Moments d’une pèlerine

Vendredi 5 décembre (avant le départ pour Mina et après un séjour de 3 jours à Médine, facile et paisible, surtout dans la brise légère de ses ciels nocturnes illuminés de splendeur lunaire).

Juma’a La Mecque. Je décide de ne pas aller au Haram. Trop de foule en ce jour de juma’a. Je sors de l’hôtel. Dans la rue tout à côté, une petite mosquée.

 En ce jour elle est pleine. Les gens s’installent dans la rue pour la prière. Boutiques ouvertes, gens qui passent ainsi que véhicules. Des nattes sont posées par terre et les priants s’arrêtent avec leurs tapis et se posent là, dans l’indifférence bienheureuse d’une mixité hommes/femmes qui a l’évidence du mouvement de la vie comme elle va, avec ici des femmes devant des hommes, là des hommes et des femmes se côtoyant, au gré des arrivées et des places disponibles. Je suis à côté de Pascale et derrière nous des messieurs prient comme nous, en même temps que nous et c’est simple, facile et paisible. Cette rue priante c’est le vivre ensemble d’un groupe de femmes et d’hommes égaux devant Dieu et cela crée de la paix. J’ai le sentiment en priant ainsi que je fais, avec elles et eux, reculer la violence dans le monde et que je, nous participons à la réparation du monde.

Vendredi 12 décembre.

Juma’a à nouveau, veille de notre retour en France. Même rue, même expérience aussi forte et aussi vraie tout simplement de cette foule de femmes et d’hommes qui ont brisé les logiques oppressives des murs qui séparent pour inférioriser et exclure. Elles et ils font tranquillement de la rue une mosquée de la fluidité. C’est beau et le monde en est meilleur. Mon rêve d’une mosquée de la vie s’est réalisé le temps d’une prière de juma’a dans une ruelle de la Mecque.

Entre ces deux moments, il y eut le séjour à Mina où l’arrivée dans cet immense campement de milliers de tentes me fit l’effet d’un océan de vagues immobiles dressées vers le ciel, ensuite à Arafat et puis surtout Muzdalifa… J’appréhendais particulièrement cette étape-là au point de me demander par quel moyen je pourrais y échapper tout en sachant que cela n’était pas possible…L’arrivée fut à l’image de ce que je craignais, dans un vacarme nocturne impressionnant de klaxons , sirènes et lumières artificielles, à la suite de nôtre guide grâce auquel nous arrivons à trouver un emplacement pour s’allonger par terre. Je regarde le ciel et je n’y vois aucune étoile….Peu à peu, cette foule immense autour de nous a trouvé un coin pour se poser, rire, parler des langues inconnues et ….s’endormir. Moi aussi, car deux ou trois heures plus tard, je me suis réveillée d’un sommeil miraculeux à mes yeux, dans le silence si doux et si profond de cette nuit redevenue étoilée que j’eus le sentiment que j’en étais revêtue. Comme si la rahma de Dieu me tenait embrassée. C’est à ce moment-là que, me demandant où, sur la planète, existaient d’autres rites de pèlerinages où des foules aussi immenses pouvaient ensemble rendre possible le mouvement d’une même énergie intérieure aussi sereine et patiente, la vision des foules de pèlerins indiens menés par Gandhi m’est apparue.

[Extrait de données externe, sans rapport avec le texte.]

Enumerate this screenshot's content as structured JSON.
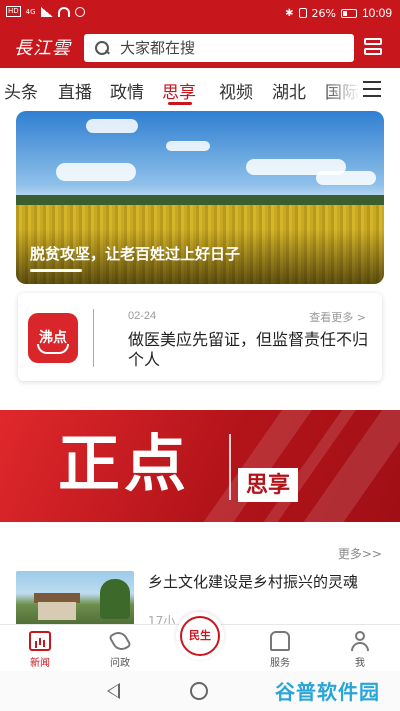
{
  "status_bar": {
    "network": "4G",
    "battery": "26%",
    "time": "10:09"
  },
  "header": {
    "logo_text": "長江雲",
    "search": {
      "placeholder": "大家都在搜"
    }
  },
  "tabs": [
    {
      "label": "头条"
    },
    {
      "label": "直播"
    },
    {
      "label": "政情"
    },
    {
      "label": "思享",
      "active": true
    },
    {
      "label": "视频"
    },
    {
      "label": "湖北"
    },
    {
      "label": "国际"
    }
  ],
  "hero": {
    "title": "脱贫攻坚，让老百姓过上好日子"
  },
  "news_flash": {
    "logo_label": "沸点",
    "date": "02-24",
    "more_label": "查看更多 >",
    "headline": "做医美应先留证，但监督责任不归个人"
  },
  "banner": {
    "main_text": "正点",
    "tag_text": "思享"
  },
  "article_list": {
    "more_label": "更多>>",
    "items": [
      {
        "title": "乡土文化建设是乡村振兴的灵魂",
        "meta": "17小"
      }
    ]
  },
  "bottom_nav": {
    "items": [
      {
        "label": "新闻",
        "icon": "news-chart-icon",
        "active": true
      },
      {
        "label": "问政",
        "icon": "phone-icon"
      },
      {
        "label": "服务",
        "icon": "service-icon"
      },
      {
        "label": "我",
        "icon": "user-icon"
      }
    ],
    "center": {
      "label": "民生"
    }
  },
  "watermark": {
    "text": "谷普软件园"
  },
  "colors": {
    "brand_red": "#c8161d",
    "watermark_blue": "#2aa5d8"
  }
}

 C’est là, à Muzdalifa où je redoutais tant d’aller, que j’ai su que lorsque je reviendrais du Hajj, j’en parlerais comme d’une expérience intense de non-violence collective rendue possible par la rahma de Dieu présente dans le coeur de toutes celles et ceux qui accomplissent ce voyage de la vie.

Avant de partir, j’avais étudié les versets coraniques qui traitent du hajj. J’avais découvert, au cours de cette étude, que ces versets s’adressent aux humains (al-nass) en général et non aux musulmans ou encore aux croyants comme je m’y attendais. Ainsi, Le Coran invite l’Humanité à accomplir cette “quête” (c’est le premier sens du mot Hajj donné par le dictionnaire) où l’on se sent à la fois seule, anonyme, cosmopolite, universelle et unique, sans nom tout en habitant le sien très fort pour pouvoir se quitter soi-même. Lors du tawaf de l’adieu, il était entre deux et quatre heures du matin, je ressentais quelque peu la fatigue dans les jambes lorsque, pendant le sayy, passe à côté de moi un très vieil homme avec une canne, littéralement courbé en deux, marchant à petits pas et s’accrochant au dos de celui qui l’accompagne. J’en ai les larmes aux yeux. L’image de ce vieil homme pendant le sayy, qui m’a fait oublier ma fatigue, est gravée en moi. Comment une telle force d’âme est-elle possible sans une force plus grande à l’intérieur de soi ? C’est cela le hajj.